Here is the detailed information:
Config:
anneal_bias 6500
anneal_max 1.0
autoencoder True
batch_size 28
beam_size 16
conv_width 5,5,3
convolutional False
data_path /data/yelp
debug False
decoder_inputs True
decoding_noise 0.1
display_every 2
dropout_finish 13000
dropout_start 4000
encoder_birnn True
encoder_summary mean
gpu_id -1
group_length True
hidden_size 512
init_dropout 0.95
keep_fraction 1
label_emb_size 3
latent_size 64
learning_rate 0.001
length_penalty 100.0
load_file
max_epoch 10000
max_gen_length 50
max_grad_norm 5.0
max_length None
max_steps 9999999
mutinfo_weight 0.0
mutual_info True
num_layers 1
optimizer adam
print_every 2
save_every -1
save_file models/recent.dat
save_overwrite True
softmax_samples 1000
test_ll_samples 6
test_validation True
training True
use_labels False
val_ll_samples 3
validate_every 1
variational True
vocab_file vocab
word_dropout 0.5
word_emb_size 224
Loading vocabulary from pickle...
Vocabulary loaded, size: 3305
Loading train csv
Loading train data from pickle...
Training samples = 100
Loading validation csv
Loading validation data from pickle...
Validation samples = 100
Loading test csv
Loading test data from pickle...
Testing samples = 100
Thanks!
Hey, we never really managed to get this to work. If you would like to read the report on this we can send it to you via email.

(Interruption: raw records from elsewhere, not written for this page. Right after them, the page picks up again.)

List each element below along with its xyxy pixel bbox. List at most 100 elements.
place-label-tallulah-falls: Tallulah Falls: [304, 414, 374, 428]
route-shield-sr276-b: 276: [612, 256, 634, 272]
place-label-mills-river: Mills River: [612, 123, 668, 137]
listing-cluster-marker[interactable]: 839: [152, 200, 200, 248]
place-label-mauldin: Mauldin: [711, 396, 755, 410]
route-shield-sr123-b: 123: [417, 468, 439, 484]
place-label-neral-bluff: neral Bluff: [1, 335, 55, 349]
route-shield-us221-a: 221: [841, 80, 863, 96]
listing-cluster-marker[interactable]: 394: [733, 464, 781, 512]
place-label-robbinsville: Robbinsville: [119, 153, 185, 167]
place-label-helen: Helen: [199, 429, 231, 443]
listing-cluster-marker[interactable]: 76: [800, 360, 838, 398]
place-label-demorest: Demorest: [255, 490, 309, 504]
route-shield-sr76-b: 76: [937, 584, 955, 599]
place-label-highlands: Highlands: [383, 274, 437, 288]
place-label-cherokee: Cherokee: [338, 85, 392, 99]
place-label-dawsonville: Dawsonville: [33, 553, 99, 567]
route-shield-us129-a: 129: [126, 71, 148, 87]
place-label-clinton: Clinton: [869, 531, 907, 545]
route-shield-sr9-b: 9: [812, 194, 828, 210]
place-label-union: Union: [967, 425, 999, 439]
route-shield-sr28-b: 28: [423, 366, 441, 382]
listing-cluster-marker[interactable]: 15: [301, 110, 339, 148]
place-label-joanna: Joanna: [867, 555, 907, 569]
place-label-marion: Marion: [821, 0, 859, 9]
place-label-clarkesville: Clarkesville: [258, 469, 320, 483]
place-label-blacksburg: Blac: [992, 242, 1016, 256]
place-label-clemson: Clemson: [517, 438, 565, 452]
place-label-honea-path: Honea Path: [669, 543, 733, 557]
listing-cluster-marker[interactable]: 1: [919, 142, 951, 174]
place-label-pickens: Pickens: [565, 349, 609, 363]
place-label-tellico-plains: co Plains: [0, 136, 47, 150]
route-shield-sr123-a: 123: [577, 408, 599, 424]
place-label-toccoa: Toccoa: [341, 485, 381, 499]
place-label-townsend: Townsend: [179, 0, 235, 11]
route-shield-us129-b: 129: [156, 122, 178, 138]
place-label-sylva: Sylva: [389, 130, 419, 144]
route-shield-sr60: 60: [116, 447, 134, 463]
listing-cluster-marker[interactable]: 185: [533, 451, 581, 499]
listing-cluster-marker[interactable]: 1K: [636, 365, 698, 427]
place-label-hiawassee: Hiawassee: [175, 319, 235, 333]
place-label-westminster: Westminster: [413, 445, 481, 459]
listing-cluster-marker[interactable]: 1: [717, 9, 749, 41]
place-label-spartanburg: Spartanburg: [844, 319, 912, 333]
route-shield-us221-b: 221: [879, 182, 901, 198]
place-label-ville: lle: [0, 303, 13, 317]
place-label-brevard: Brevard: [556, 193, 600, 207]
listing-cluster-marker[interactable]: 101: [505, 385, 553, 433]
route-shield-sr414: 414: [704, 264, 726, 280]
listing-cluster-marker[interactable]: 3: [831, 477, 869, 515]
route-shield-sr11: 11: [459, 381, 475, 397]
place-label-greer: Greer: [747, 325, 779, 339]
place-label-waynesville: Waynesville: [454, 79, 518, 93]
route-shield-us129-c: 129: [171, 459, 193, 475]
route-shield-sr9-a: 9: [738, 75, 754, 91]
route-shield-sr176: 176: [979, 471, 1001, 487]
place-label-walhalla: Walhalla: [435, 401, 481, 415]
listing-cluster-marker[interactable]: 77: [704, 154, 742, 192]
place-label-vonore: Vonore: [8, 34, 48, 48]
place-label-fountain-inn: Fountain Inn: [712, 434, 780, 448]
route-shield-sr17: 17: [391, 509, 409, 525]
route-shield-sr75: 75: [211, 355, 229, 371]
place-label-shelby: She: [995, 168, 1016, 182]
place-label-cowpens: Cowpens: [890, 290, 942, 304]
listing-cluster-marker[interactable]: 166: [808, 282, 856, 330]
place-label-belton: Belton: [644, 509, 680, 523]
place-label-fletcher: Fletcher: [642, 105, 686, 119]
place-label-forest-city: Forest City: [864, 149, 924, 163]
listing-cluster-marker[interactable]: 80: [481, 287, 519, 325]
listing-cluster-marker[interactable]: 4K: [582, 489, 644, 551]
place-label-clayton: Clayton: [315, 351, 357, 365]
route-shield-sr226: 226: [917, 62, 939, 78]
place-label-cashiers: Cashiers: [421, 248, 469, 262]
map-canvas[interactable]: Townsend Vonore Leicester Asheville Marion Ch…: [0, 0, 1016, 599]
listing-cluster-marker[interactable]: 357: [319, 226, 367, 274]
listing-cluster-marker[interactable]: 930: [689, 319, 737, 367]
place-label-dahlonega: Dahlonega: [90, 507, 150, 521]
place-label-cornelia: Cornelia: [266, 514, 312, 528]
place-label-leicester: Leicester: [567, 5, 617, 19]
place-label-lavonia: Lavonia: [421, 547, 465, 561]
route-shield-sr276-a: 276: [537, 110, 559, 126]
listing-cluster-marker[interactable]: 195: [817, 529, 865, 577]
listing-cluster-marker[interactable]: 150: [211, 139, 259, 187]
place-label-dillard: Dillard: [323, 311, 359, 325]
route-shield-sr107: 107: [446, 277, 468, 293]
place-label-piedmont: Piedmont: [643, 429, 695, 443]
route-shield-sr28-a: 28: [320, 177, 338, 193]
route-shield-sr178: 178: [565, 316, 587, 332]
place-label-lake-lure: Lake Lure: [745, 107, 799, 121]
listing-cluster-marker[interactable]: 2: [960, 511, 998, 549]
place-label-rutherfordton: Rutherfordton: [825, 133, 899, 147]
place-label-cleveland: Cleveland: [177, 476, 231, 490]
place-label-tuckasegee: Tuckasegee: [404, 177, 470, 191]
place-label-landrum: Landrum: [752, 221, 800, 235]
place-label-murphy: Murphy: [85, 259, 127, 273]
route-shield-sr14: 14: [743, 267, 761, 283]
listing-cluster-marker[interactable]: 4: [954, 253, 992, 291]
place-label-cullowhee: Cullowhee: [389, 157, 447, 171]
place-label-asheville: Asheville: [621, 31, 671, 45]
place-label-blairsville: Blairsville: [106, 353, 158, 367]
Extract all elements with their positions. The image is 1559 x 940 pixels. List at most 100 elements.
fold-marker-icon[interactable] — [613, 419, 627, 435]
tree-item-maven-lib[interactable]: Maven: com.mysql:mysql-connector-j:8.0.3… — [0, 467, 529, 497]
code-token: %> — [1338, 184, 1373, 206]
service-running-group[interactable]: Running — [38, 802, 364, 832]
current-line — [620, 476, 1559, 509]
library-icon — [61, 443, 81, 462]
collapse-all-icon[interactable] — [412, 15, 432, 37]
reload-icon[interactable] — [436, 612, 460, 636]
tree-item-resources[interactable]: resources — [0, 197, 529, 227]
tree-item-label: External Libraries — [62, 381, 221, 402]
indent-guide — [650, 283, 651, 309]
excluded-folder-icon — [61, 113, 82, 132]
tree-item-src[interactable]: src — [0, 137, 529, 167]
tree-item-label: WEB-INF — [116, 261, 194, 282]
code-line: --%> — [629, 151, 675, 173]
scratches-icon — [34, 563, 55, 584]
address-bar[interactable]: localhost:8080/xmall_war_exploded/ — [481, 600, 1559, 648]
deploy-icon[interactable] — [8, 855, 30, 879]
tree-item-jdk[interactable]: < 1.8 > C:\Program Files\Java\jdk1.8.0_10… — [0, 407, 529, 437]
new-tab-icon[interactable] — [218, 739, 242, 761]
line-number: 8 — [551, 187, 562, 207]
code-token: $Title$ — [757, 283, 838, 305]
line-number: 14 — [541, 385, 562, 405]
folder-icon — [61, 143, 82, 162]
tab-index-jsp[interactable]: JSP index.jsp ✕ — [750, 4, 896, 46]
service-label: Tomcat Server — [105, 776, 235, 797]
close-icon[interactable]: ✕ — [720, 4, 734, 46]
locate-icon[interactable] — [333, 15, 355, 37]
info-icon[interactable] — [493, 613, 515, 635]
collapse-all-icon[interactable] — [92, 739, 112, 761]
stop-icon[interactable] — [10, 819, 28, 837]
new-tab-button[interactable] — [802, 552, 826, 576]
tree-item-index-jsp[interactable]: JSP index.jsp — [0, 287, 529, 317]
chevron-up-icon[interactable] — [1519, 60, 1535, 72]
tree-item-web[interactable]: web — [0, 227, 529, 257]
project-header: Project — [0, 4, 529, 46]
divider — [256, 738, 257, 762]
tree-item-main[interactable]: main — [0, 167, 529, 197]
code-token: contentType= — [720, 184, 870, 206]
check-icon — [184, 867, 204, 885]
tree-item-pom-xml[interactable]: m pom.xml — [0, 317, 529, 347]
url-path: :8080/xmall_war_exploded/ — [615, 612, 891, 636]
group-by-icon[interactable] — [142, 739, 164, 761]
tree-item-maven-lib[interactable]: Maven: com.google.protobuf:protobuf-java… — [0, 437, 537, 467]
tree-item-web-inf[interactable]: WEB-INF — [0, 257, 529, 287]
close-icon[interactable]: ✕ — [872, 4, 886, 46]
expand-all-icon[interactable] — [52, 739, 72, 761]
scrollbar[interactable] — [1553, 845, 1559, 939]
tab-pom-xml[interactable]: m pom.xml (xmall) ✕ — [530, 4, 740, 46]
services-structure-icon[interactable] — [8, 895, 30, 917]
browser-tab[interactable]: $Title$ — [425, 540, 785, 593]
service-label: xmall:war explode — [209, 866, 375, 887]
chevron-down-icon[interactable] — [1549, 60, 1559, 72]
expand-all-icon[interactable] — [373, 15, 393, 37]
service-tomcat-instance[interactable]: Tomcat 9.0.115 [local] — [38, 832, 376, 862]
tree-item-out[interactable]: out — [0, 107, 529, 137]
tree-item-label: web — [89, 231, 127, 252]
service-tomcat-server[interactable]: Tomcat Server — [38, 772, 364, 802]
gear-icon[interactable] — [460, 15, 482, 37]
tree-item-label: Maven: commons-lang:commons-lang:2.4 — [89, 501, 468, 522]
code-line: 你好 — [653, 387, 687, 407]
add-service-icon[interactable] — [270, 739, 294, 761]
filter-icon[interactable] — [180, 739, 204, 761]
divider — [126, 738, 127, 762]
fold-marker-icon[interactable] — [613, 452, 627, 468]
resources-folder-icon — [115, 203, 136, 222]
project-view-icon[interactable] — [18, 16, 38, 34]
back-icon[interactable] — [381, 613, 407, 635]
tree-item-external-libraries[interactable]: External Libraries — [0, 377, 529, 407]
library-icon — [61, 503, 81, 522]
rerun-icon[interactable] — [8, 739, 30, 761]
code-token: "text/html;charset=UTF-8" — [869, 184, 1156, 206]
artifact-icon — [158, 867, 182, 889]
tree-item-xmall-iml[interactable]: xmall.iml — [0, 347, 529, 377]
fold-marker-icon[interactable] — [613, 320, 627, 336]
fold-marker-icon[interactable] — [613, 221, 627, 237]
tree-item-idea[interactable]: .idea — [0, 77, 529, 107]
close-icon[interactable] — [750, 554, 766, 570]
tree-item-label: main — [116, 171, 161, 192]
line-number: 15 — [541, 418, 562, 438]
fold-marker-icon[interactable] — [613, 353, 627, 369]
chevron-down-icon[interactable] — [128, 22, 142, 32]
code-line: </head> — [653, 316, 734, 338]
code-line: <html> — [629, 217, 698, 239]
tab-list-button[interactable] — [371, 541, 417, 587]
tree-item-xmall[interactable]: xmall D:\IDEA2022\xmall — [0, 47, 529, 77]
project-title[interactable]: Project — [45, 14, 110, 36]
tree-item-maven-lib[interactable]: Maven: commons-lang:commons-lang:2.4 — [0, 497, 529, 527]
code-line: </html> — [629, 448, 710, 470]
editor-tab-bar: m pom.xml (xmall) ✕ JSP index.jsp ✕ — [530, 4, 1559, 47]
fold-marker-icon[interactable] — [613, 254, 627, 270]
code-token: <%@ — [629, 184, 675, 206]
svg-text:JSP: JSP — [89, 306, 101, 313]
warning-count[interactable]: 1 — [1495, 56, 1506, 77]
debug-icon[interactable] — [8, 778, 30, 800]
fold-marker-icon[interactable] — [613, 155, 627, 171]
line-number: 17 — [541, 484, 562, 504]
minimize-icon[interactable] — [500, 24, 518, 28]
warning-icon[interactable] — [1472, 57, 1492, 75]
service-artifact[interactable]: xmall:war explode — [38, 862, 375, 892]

Actually here it is, I just realized it is public. http://www.cs.nyu.edu/~akv245/inf/writeup.pdf
@vighneshbirodkar Thanks for reply. But in the Experiment section of the report, seems that you have generated plausible results by both VAE with KL-Divergence annealing and Variational autoencoder with mutual information. And I would like to reproduce the result.
Indeed I have read the report before I found this code. And I like your idea no matter it works practically.
The results there were from the Yelp Review dataset.
There is already code to pre-process the yelp review dataset and train with it. Let us know if you have any trouble.
I just notices that your dataset size is 100. You should really be training with the whole Yelp dataset
@vighneshbirodkar Yes, I did use part of the yelp data set to train and I did use the scripts to preprocess them. But I don't know why it can generate complete sentence with whole dataset but can't with part of it.
Here are the files I have tried to run the code with. Could you please give a try to see whether you can generate complete sentences? I am afraid I had done something wrong. Archive.zip
Because it just hasn't seen enough data to learn anything useful.
@vighneshbirodkar I can not run the whole data set with more than four millions lines on my macbook. This time I use the first 100,000 lines. But it still generates one word per sentence. I think it is not a matter about the size of the data. When the data set is small, it should learn something overfitting but it still can generate a complete sentence. I wonder whether you get the result in your report with exactly this repo? If there was newer version, could you please provide it to me? Thanks a lot!
The repo is exactly what we used in the report. Over-fitting won't work like that in this case because generation is done using beam search. Let me see if I can re run this with the whole dataset
@vighneshbirodkar Could you please also tried using, say, the head 100,000 lines of data, which is supposed to be able to train a not-so-bad model? In addition, may I ask how many GPUs you have used?
When I run the code, it says that IOError: [Errno 2] No such file or directory: 'data/yelp/vocab.0.970.pk'
Where can I find/generate this file?
@vighneshbirodkar
do you have a paper associated to this repo
@rylanchiu , do you meet with the problem of NAN loss in the training? How to solve it?
@wangyong1122 Seems yes. And I already gave up this repo. I don't think I can reproduce the result with this code.